I’m seeing red and trying to figure out what I can learn from it. But I also keep seeing blue—that wave that represents millennial values and the future—and thinking about how it relates to public anthropology. Despite those who question the validity of the millennial map because it preceded the election, there’s no question that there was a serious generational gap playing out in Tuesday’s vote.
If older, white voters fear the future and cling to nativism as a response to that fear, millennials are living that future, and their most serious concern is about ensuring they live long enough (i.e., they don’t get killed by police, or violently assaulted, or face the fallout of massive climate change) to actually have a job and a career. For many of them, the shopping malls and fast food restaurants they hang out in, the public transit systems they rely on, the schools they attend, the concerts they flock to, are diverse spaces. They live diversity, while their parents and grandparents wall themselves off against it.

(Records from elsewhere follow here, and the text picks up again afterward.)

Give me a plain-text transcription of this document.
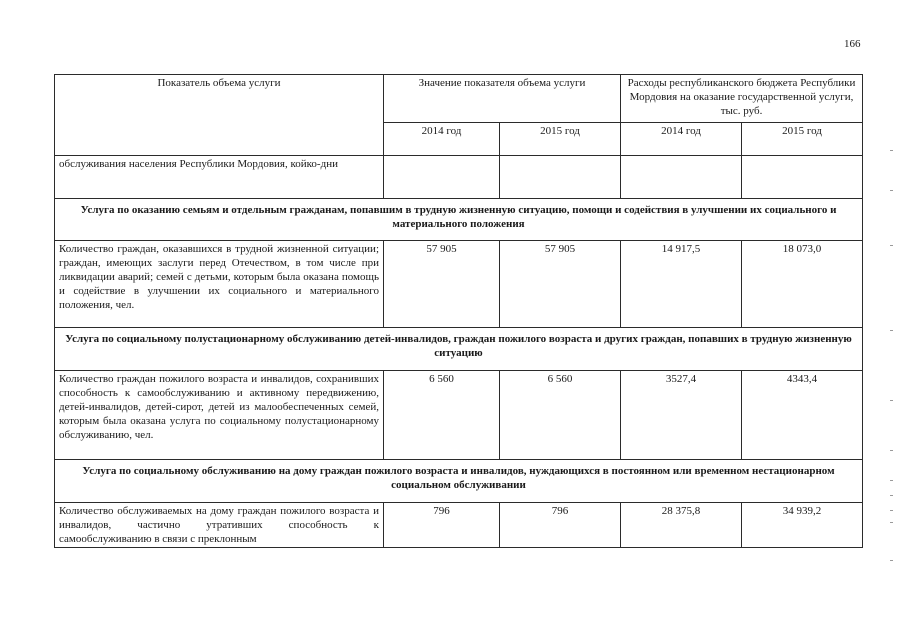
166
Показатель объема услуги	Значение показателя объема услуги		Расходы республиканского бюджета Республики Мордовия на оказание государственной услуги, тыс. руб.	
	2014 год	2015 год	2014 год	2015 год
обслуживания населения Республики Мордовия, койко-дни				
Услуга по оказанию семьям и отдельным гражданам, попавшим в трудную жизненную ситуацию, помощи и содействия в улучшении их социального и материального положения				
Количество граждан, оказавшихся в трудной жизненной ситуации; граждан, имеющих заслуги перед Отечеством, в том числе при ликвидации аварий; семей с детьми, которым была оказана помощь и содействие в улучшении их социального и материального положения, чел.	57 905	57 905	14 917,5	18 073,0
Услуга по социальному полустационарному обслуживанию детей-инвалидов, граждан пожилого возраста и других граждан, попавших в трудную жизненную ситуацию				
Количество граждан пожилого возраста и инвалидов, сохранивших способность к самообслуживанию и активному передвижению, детей-инвалидов, детей-сирот, детей из малообеспеченных семей, которым была оказана услуга по социальному полустационарному обслуживанию, чел.	6 560	6 560	3527,4	4343,4
Услуга по социальному обслуживанию на дому граждан пожилого возраста и инвалидов, нуждающихся в постоянном или временном нестационарном социальном обслуживании				
Количество обслуживаемых на дому граждан пожилого возраста и инвалидов, частично утративших способность к самообслуживанию в связи с преклонным	796	796	28 375,8	34 939,2
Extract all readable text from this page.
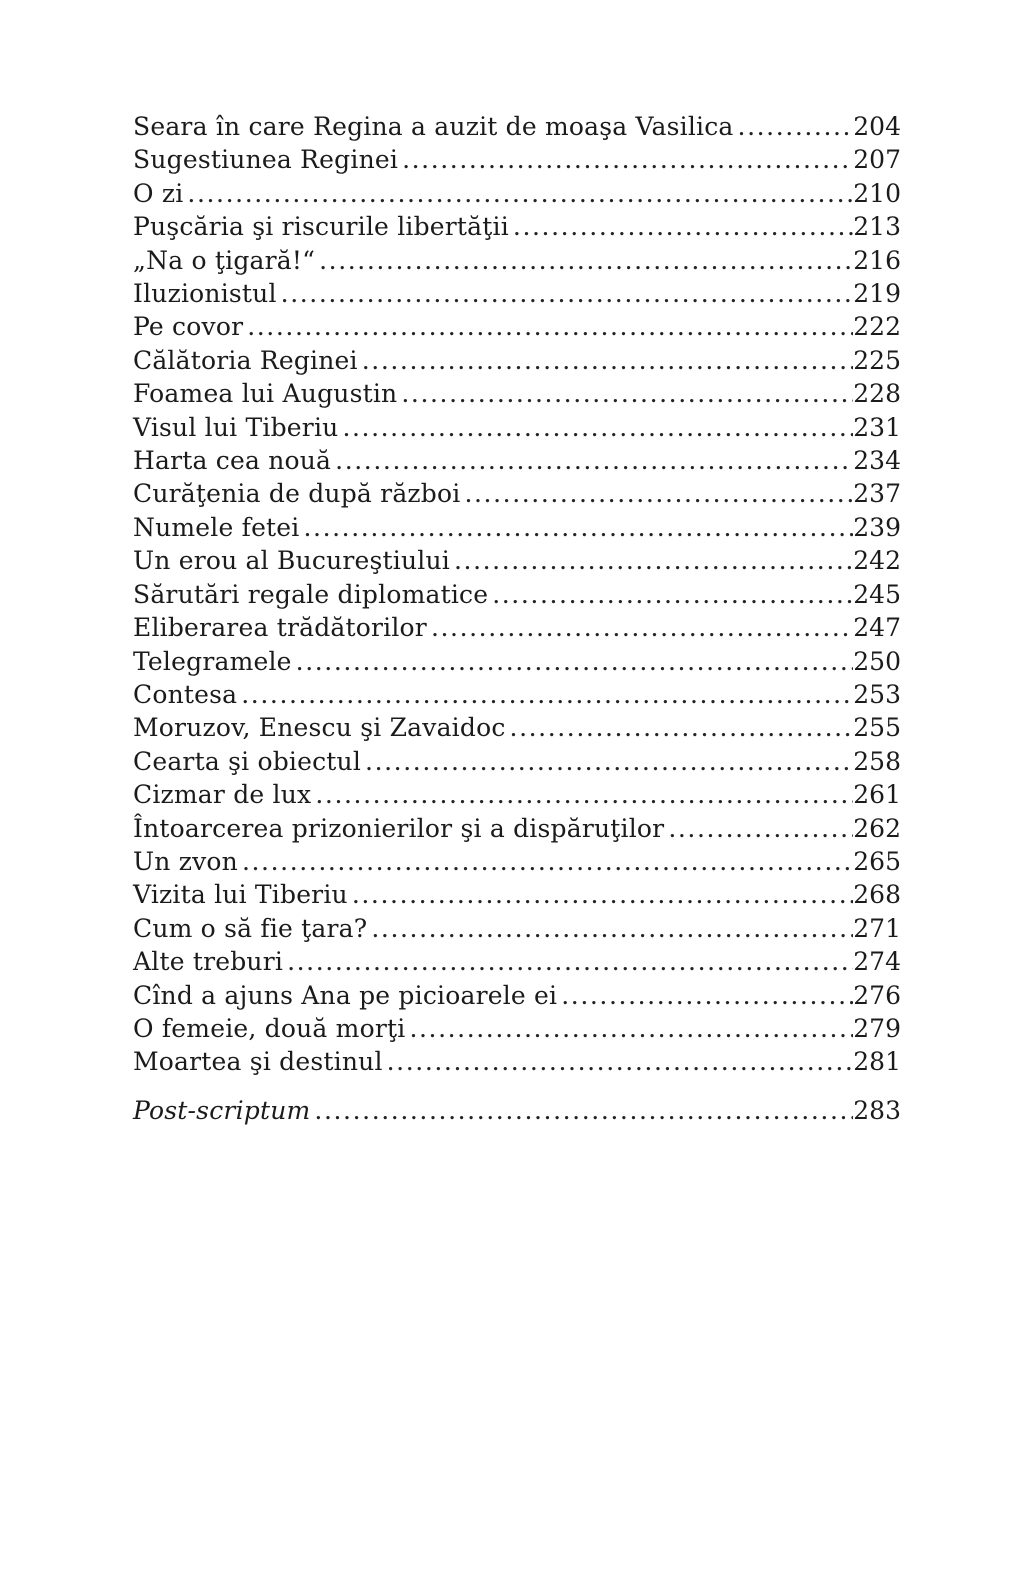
Seara în care Regina a auzit de moaşa Vasilica .....	204
Sugestiunea Reginei .....	207
O zi .....	210
Puşcăria şi riscurile libertăţii .....	213
„Na o ţigară!“ .....	216
Iluzionistul .....	219
Pe covor .....	222
Călătoria Reginei .....	225
Foamea lui Augustin .....	228
Visul lui Tiberiu .....	231
Harta cea nouă .....	234
Curăţenia de după război .....	237
Numele fetei .....	239
Un erou al Bucureştiului .....	242
Sărutări regale diplomatice .....	245
Eliberarea trădătorilor .....	247
Telegramele .....	250
Contesa .....	253
Moruzov, Enescu şi Zavaidoc .....	255
Cearta şi obiectul .....	258
Cizmar de lux .....	261
Întoarcerea prizonierilor şi a dispăruţilor .....	262
Un zvon .....	265
Vizita lui Tiberiu .....	268
Cum o să fie ţara? .....	271
Alte treburi .....	274
Cînd a ajuns Ana pe picioarele ei .....	276
O femeie, două morţi .....	279
Moartea şi destinul .....	281
Post-scriptum .....	283
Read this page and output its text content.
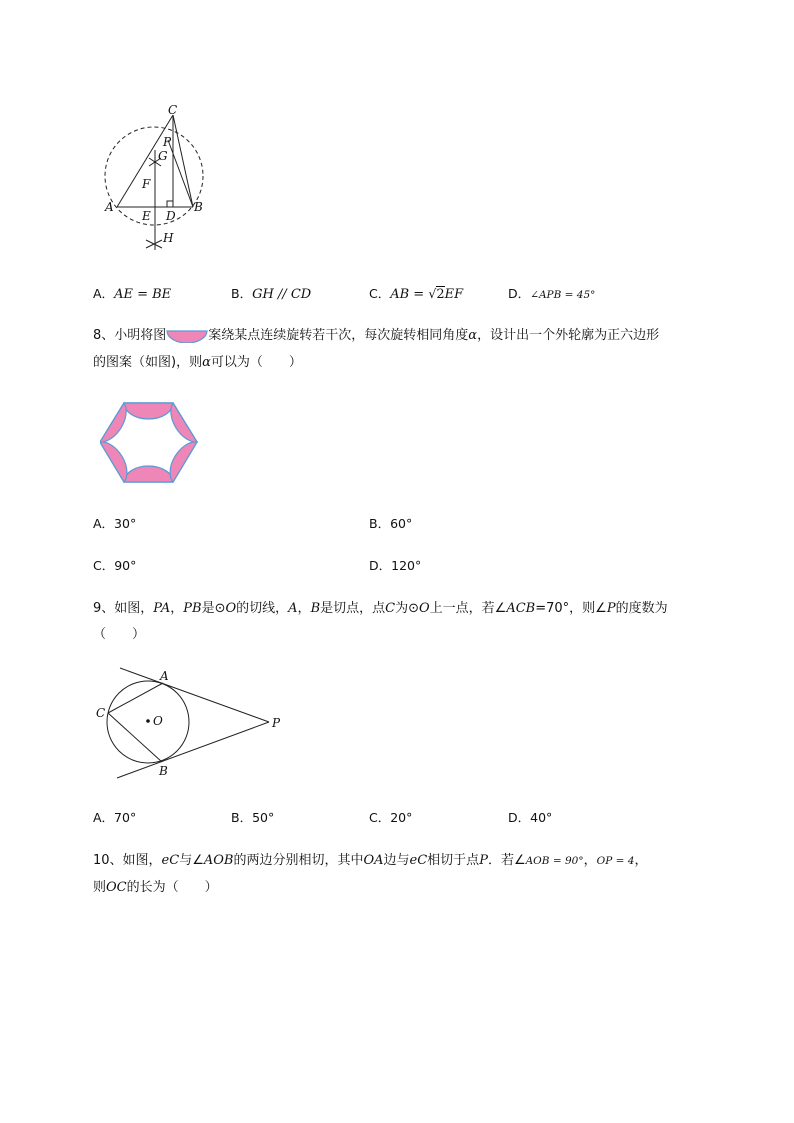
C
P
G
F
A
E D
B
H
A．AE = BE	B．GH // CD	C．AB = √2EF	D．∠APB = 45°
8、小明将图	案绕某点连续旋转若干次，每次旋转相同角度α，设计出一个外轮廓为正六边形
的图案（如图)，则α可以为（　　）
A．30°	B．60°
C．90°	D．120°
9、如图，PA，PB是⊙O的切线，A，B是切点，点C为⊙O上一点，若∠ACB=70°，则∠P的度数为
（　　）
A
C
O	P
B
A．70°	B．50°	C．20°	D．40°
10、如图，eC与∠AOB的两边分别相切，其中OA边与eC相切于点P．若∠AOB = 90°，OP = 4，
则OC的长为（　　）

These millennials go to colleges and universities in much higher numbers than their parents. And, if they are lucky, what they learn there (in, say, an elective course in introductory anthropology) is not just how to live in a just and inclusive society, but how to value and celebrate diversity. My guess is that the work of academics who have come of age in an academy determined to create more inclusive, safe spaces has played a significant role in helping millennials replace fear and nativism with hope and action.
One of the reasons I choose to publish books that are teaching oriented is because I’ve always believed that one of the strongest forms of public anthropology happens in the undergraduate classroom, with students who may not have even realized what they were doing when they decided to sign up for an anthropology course. Offering a new way for students to look at the world—one that might go up uncomfortably against their parents’ views—is a commitment not to the status quo, but to change and to the future. And it’s clear that that this work is having an effect.
So for those anthropologists who are only seeing red this week, I suggest you take a moment to recast things in a more blueish haze. Give yourselves a pat on the back for committing public anthropology every day you go to campus and teach a course. And then keep fighting the good fight.